Sollte ein "Einsatz für die Gesellschaft" zur Pflicht werden?
War es eine gute Idee, dass der Wehrdienst und die Alternative des zivilen Ersatzdienstes 2011 abgeschafft wurde? Hitzige Debatten sind um das Thema entfacht. Stimmen, die für eine erneute Pflichtzeit für die Allgemeinheit für junge Menschen sind, werden immer lauter. In der "Story im Ersten: Ein Jahr für Deutschland?" lässt Ulrich Crüwell Befürworter und Gegner zu Wort kommen und wirft einen Blick auf die Auswirkungen, die eine neue Regelung mit sich bringen würde.
Nach knapp 55 Jahren kam es im März 2011 zu einer Zäsur in der Bundesrepublik: Deutsche Männer sind seither nicht mehr zum Wehr- oder zum zivilen Ersatzdienst verpflichtet. Rund um diesem Beschluss entstand eine grundsätzliche Debatte, die nicht nur unter Politikerinnen und Politikern bis heute anhält. Die ehemalige Verteidigungsministerin Annegret Kramp-Karrenbauer tat 2018 in einem Video auf der CDU-Website kund: "Über das Thema Wehrpflicht oder Dienstpflicht, da werden wir ganz intensiv noch mal diskutieren müssen." Die neue ARD-Dokumentation "Ein Jahr für Deutschland? – Der Streit um die Dienstpflicht" von Ulrich Crüwell nimmt des Themas an.
Wertvolle Erfahrung für die Jugend
In seinem Beitrag zur Debatte um die Einführung der allgemeinen Wehrpflicht oder eines alternativen "Gesellschaftsjahres" lässt der Filmemacher Befürworter und Ablehnende gleichsam zu Wort kommen. Es zeigt sich: Der Angriffskrieg in der Ukraine hat viele neu über das Thema nachdenken lassen. Umfragen zufolge gewinnt die Idee der Wehrpflicht wieder an Zuspruch. Auch der Zivildienst rückte wieder in den Fokus – viele empfanden ihn damals als lehrreichen Lebensabschnitt. Aber welche Auswirkungen hätte eine Wiedereinführung beispielsweise auf das "Freiwillige Soziale Jahr"?

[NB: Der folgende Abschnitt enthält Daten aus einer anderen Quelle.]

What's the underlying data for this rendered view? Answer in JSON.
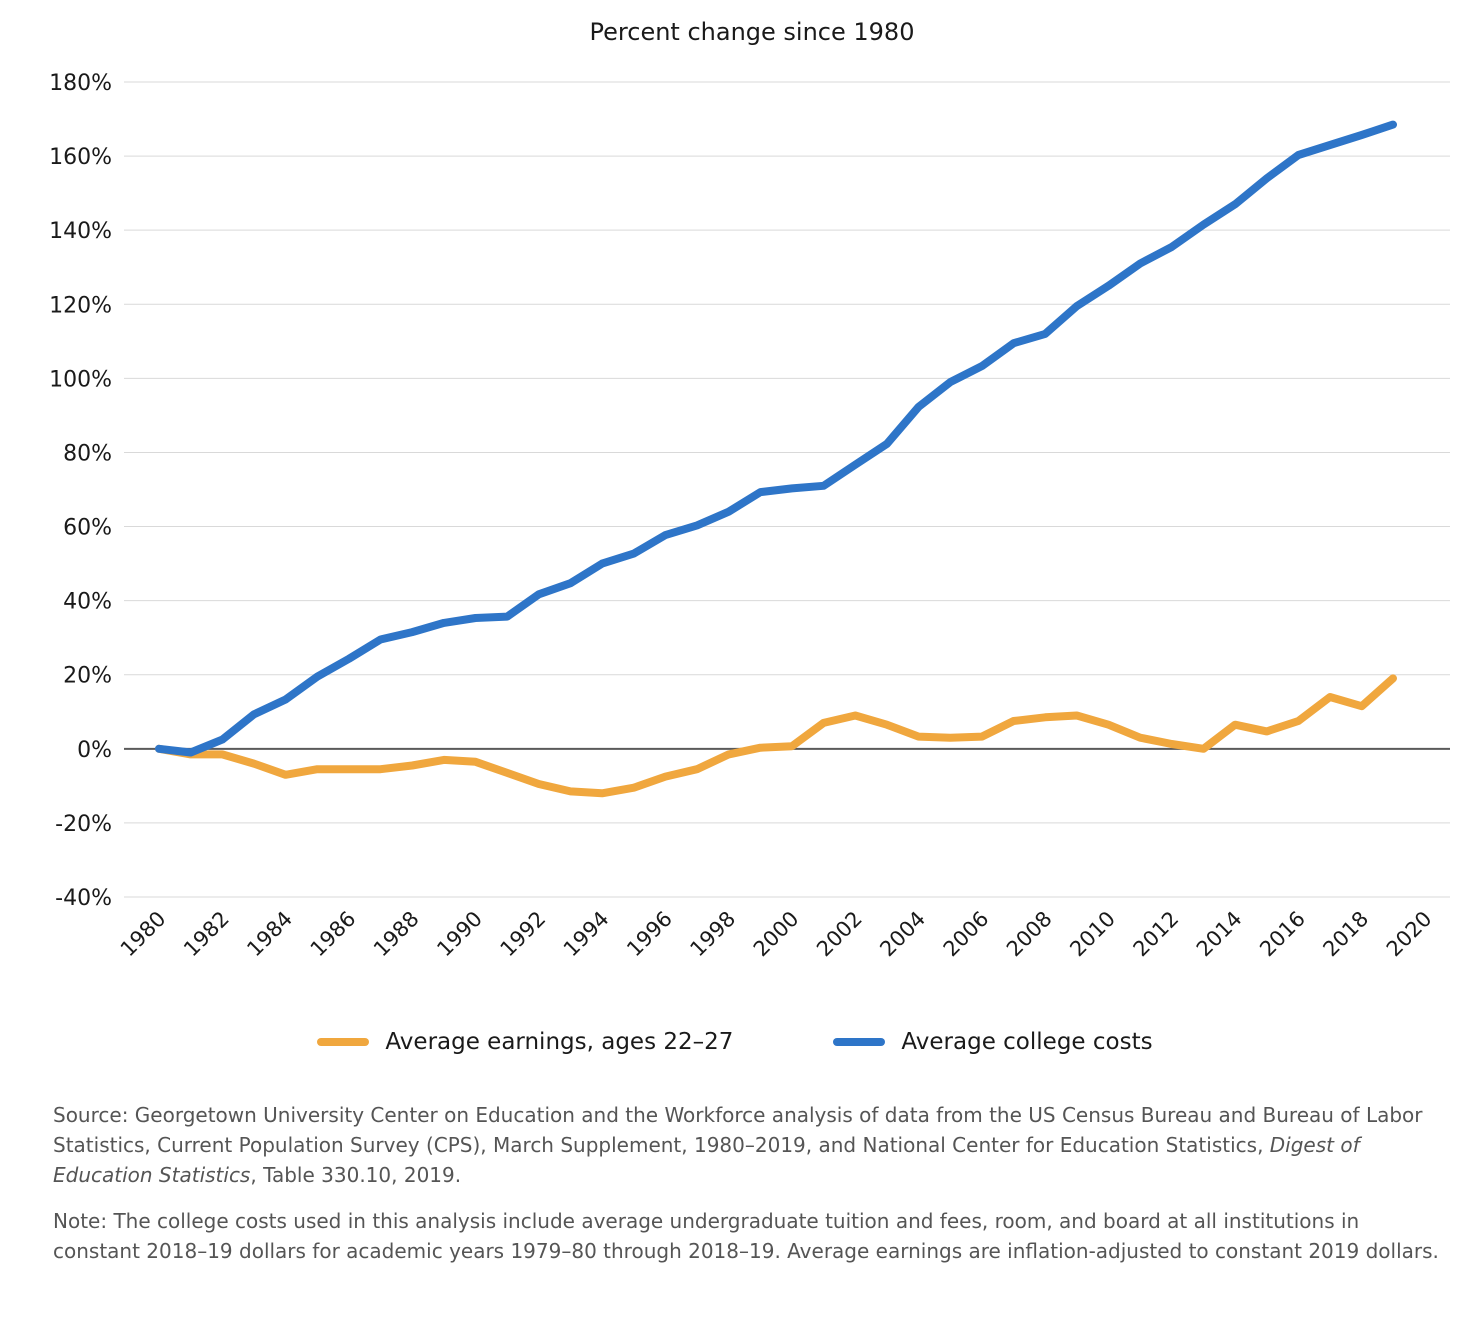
{
  "chart_data": {
    "type": "line",
    "title": "Percent change since 1980",
    "xlabel": "",
    "ylabel": "",
    "xlim": [
      1980,
      2020
    ],
    "ylim": [
      -40,
      180
    ],
    "y_ticks": [
      -40,
      -20,
      0,
      20,
      40,
      60,
      80,
      100,
      120,
      140,
      160,
      180
    ],
    "y_tick_labels": [
      "-40%",
      "-20%",
      "0%",
      "20%",
      "40%",
      "60%",
      "80%",
      "100%",
      "120%",
      "140%",
      "160%",
      "180%"
    ],
    "x_ticks": [
      1980,
      1982,
      1984,
      1986,
      1988,
      1990,
      1992,
      1994,
      1996,
      1998,
      2000,
      2002,
      2004,
      2006,
      2008,
      2010,
      2012,
      2014,
      2016,
      2018,
      2020
    ],
    "x_tick_labels": [
      "1980",
      "1982",
      "1984",
      "1986",
      "1988",
      "1990",
      "1992",
      "1994",
      "1996",
      "1998",
      "2000",
      "2002",
      "2004",
      "2006",
      "2008",
      "2010",
      "2012",
      "2014",
      "2016",
      "2018",
      "2020"
    ],
    "grid": true,
    "legend_position": "bottom",
    "x": [
      1980,
      1981,
      1982,
      1983,
      1984,
      1985,
      1986,
      1987,
      1988,
      1989,
      1990,
      1991,
      1992,
      1993,
      1994,
      1995,
      1996,
      1997,
      1998,
      1999,
      2000,
      2001,
      2002,
      2003,
      2004,
      2005,
      2006,
      2007,
      2008,
      2009,
      2010,
      2011,
      2012,
      2013,
      2014,
      2015,
      2016,
      2017,
      2018
    ],
    "series": [
      {
        "name": "Average earnings, ages 22–27",
        "color": "#f0a73e",
        "values": [
          0,
          -1.5,
          -1.5,
          -4,
          -7,
          -5.5,
          -5.5,
          -5.5,
          -4.5,
          -3,
          -3.5,
          -6.5,
          -9.5,
          -11.5,
          -12,
          -10.5,
          -7.5,
          -5.5,
          -1.5,
          0.3,
          0.7,
          7,
          9,
          6.5,
          3.3,
          3,
          3.3,
          7.5,
          8.5,
          9,
          6.5,
          3,
          1.3,
          0,
          6.5,
          4.7,
          7.5,
          14,
          11.5
        ]
      },
      {
        "name": "Average college costs",
        "color": "#2e75c8",
        "values": [
          0,
          -1,
          2.5,
          9.3,
          13.3,
          19.5,
          24.3,
          29.5,
          31.5,
          34,
          35.3,
          35.7,
          41.7,
          44.7,
          50,
          52.7,
          57.7,
          60.3,
          64,
          69.3,
          70.3,
          71,
          76.7,
          82.3,
          92.3,
          99,
          103.3,
          109.5,
          112,
          119.5,
          125,
          131,
          135.5,
          141.5,
          147,
          154,
          160.3,
          163,
          165.7
        ]
      }
    ],
    "extra_points": {
      "earnings_2019": 19,
      "costs_2019": 168.5
    }
  },
  "notes": {
    "source_prefix": "Source: Georgetown University Center on Education and the Workforce analysis of data from the US Census Bureau and Bureau of Labor Statistics, Current Population Survey (CPS), March Supplement, 1980–2019, and National Center for Education Statistics, ",
    "source_italic": "Digest of Education Statistics",
    "source_suffix": ", Table 330.10, 2019.",
    "note": "Note: The college costs used in this analysis include average undergraduate tuition and fees, room, and board at all institutions in constant 2018–19 dollars for academic years 1979–80 through 2018–19. Average earnings are inflation-adjusted to constant 2019 dollars."
  }
}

Bundespräsident Frank-Walter Steinmeier regte im Juni 2022 gegenüber der "Bild am Sonntag" die Diskussion um einen Pflichtdienst neu an. Die Jugend könne im Rahmen einer sozialen Pflichtzeit der Allgemeinheit dienen: "Es geht um die Frage, ob es unserem Land nicht guttun würde, wenn sich Frauen und Männer für einen gewissen Zeitraum in den Dienst der Gesellschaft stellen", erklärte er. "In einer Zeit, in der das Verständnis für andere Lebensentwürfe und Meinungen abnimmt, kann eine soziale Pflichtzeit besonders wertvoll sein." Aber kann die Einführung eines Pflichtdienstes den Zusammenhalt in Deutschland stärken? Die Dokumentation greift diese Frage auf und liefert Argumente sowohl für das Für als auch das Wider.
Eingriff in die individuelle Freiheit?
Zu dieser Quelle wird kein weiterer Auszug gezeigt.